TV Times

‘Anticipating Re-arrival’ waiting for a donor

By Susitha R. Fernando

Overcoming enormous obstacles and creating an artistic cinematic work, it is pathetic to see that young filmmakers were forced to go on begging for much needed financial support to release their creations.
Young filmmaker, Sumith RohanaThiththawalgala director of ‘Sthuthi Newatha Enna’ (Anticipating Re-arrival) is the latest victim who is awaiting a generous donor if not the assistance of the National Film Corporation (NFC) to get his film released by making copies for public screening.

Hemasiri Liyanage in a powerful role.

“The release dates of my film had to be postponed twice as we had no money to make prints,” says Sumith in a dejected tone. Appreciated by critics, the film has been submitted to a number of world renowned international film festivals including Lorcano Film Festival and Pusan Film Festival.
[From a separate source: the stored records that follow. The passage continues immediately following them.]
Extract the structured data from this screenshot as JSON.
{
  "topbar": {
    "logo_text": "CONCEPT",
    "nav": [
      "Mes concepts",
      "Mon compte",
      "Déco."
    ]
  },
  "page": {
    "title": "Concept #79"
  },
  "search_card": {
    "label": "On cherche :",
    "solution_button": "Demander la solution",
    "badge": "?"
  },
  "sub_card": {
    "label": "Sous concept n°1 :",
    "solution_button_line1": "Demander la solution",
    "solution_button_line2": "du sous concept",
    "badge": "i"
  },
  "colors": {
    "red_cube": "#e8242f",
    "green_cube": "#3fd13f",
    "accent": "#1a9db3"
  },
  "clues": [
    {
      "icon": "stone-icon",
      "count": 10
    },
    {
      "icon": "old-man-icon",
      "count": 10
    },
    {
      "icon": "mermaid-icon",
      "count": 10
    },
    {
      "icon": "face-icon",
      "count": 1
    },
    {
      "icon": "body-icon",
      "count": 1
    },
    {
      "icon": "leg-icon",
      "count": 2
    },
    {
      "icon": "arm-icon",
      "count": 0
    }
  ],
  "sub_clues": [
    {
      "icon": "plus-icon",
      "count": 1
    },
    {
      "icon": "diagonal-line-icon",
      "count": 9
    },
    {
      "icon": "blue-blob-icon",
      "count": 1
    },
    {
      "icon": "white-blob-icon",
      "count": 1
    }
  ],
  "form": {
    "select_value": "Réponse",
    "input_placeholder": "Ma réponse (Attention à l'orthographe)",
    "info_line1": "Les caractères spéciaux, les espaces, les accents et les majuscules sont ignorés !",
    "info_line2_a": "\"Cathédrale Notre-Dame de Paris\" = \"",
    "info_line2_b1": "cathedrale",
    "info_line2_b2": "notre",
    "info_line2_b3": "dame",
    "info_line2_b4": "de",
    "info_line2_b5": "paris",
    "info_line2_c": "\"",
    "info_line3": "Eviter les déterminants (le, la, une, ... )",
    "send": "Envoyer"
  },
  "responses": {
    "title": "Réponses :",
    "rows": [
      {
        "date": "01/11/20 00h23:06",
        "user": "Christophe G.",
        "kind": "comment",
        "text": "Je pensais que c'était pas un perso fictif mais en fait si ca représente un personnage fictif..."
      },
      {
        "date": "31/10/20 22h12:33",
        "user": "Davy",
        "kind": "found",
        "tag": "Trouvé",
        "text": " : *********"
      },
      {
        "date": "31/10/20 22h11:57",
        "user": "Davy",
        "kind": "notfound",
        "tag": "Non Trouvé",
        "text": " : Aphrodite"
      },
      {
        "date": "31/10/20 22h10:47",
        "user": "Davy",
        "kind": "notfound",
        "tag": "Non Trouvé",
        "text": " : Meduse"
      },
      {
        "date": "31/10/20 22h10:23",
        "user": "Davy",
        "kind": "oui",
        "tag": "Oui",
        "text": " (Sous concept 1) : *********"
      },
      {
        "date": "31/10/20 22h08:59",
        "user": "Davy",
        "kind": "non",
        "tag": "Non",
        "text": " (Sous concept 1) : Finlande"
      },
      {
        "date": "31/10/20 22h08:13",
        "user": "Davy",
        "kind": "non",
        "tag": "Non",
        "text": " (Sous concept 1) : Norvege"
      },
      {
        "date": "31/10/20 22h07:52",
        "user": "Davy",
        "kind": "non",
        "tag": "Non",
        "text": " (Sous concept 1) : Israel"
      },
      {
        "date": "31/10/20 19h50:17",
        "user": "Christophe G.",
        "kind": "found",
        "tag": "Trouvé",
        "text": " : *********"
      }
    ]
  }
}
“This is a film set in the aftermath of the war and now it is the high time it is released. But we have been forced to wait as there are no funds,” says Sumith. The film was scheduled to be screened on April 29 and it was postponed to May 14 as the copies were not ready.

Initially we appealed to the National Film Corporation (NFC) for a loan of Rs. 3 million and it was reduced to Rs. one million. But even then we have not got very far,’ he added. When questioned on this, former NFC chairman, Jayantha Dharmadasa had said that if the money had been passed by the board it would definitely be given. Mr. Dharmadasa who headed the NFC for the second time also promised to inquire into the matter earnestly.

Filming in remote locations in Thanthirimale and Vilachchiya, the shooting had been completed in just 17 days. “Right from the beginning there were obstacles and we managed to overcome them. But fortunately and unexpectedly unknown people who realized the value of this film helped us,” said Mangala Madugalla, the debut producer making recollections of Captain Kumara of Thanthirimale Army camp and the villagers around the locations with gratitude.

Set in the final phase of war, the film revolves around the shattered dreams of ordinary family members. But the film ends in a hopeful note as every human heart yearns for a dream to live for another day.
The film cast include Hemasiri Liyanage, Damitha Abeyratne, Bimal Jayakody, Jagath Beneragama, Jayani Senanayake, Mandasmitha Muduthepuli, Asela Jayakody, Ramindu Beneragama, Sampath Jayaweera and Mangala Madugalla who also plays the role of producer.

Making life into movies

An avid reader and writer, filmmaking was not a dream of Sumith Rohana Thiththawalgala. ‘I was highly influenced by Mahagama Sekara’s writing and writing was my first love’ says Sumith describing his journey.

There are a few novels and short story collections to his credit and some of his teledrama screenplays are prescribed for the University of Jayawardanapura Mass Communication degree.

Sumith who did not continue his higher studies learnt from the self made university of experience of life.
“Some of the incidents that come in the film are part of my personal life. As a child I underwent a difficult time and my father being a farmer we have a lot of experience relating difficulties in agricultural life” he said.

Started as an assistant director for Eranga Senaratne’s teledrama ‘Adarawanthayo’, Sumith’s first teleplay with 16 episodes was ‘Sasara Suwahas’ telecast in 2003. Later he directed ‘Sanda Gira’ (2004), ‘Aruna Kirana’ (2006) and ‘Sapiriwara’ (2007) and a number of single episode telefilms.
“My teacher in cinema was the late Dr. Tissa Abeysekera and I was greatly influenced by him to do this film,” Thiththawalgala said reminding of the late filmmaker and award renowned script writer.

Producer with a Russian touch

The producer of ‘Sthuthi Newatha Enna’, Mangala Madugalla took to cinema influenced by his love for Russian literature and culture. Having received a Master’s degree from Moscow State University on Russian literature, today Mangala is a visiting lecturer in Modern Languages attached the University of Kelaniya.

“As a child with all I read from Russian literature going to Russia was my one and only dream. However this dream was realized in 1987 and I went to Russia for higher education and stayed for more than a decade.

“It was during my stay in Russia that I decided to contribute to a work of art in Sri Lanka. My first attempt was to do a teledrama with Dr. Tissa Abeysekera. But it was a failure and it was changed to a film when I met Sumith,” Madugalla said.

“When I joined this project I didn’t look for ways to make money but to present a quality artistic work to our audience” he added.

Mangala who also to loves act plays a role in the film.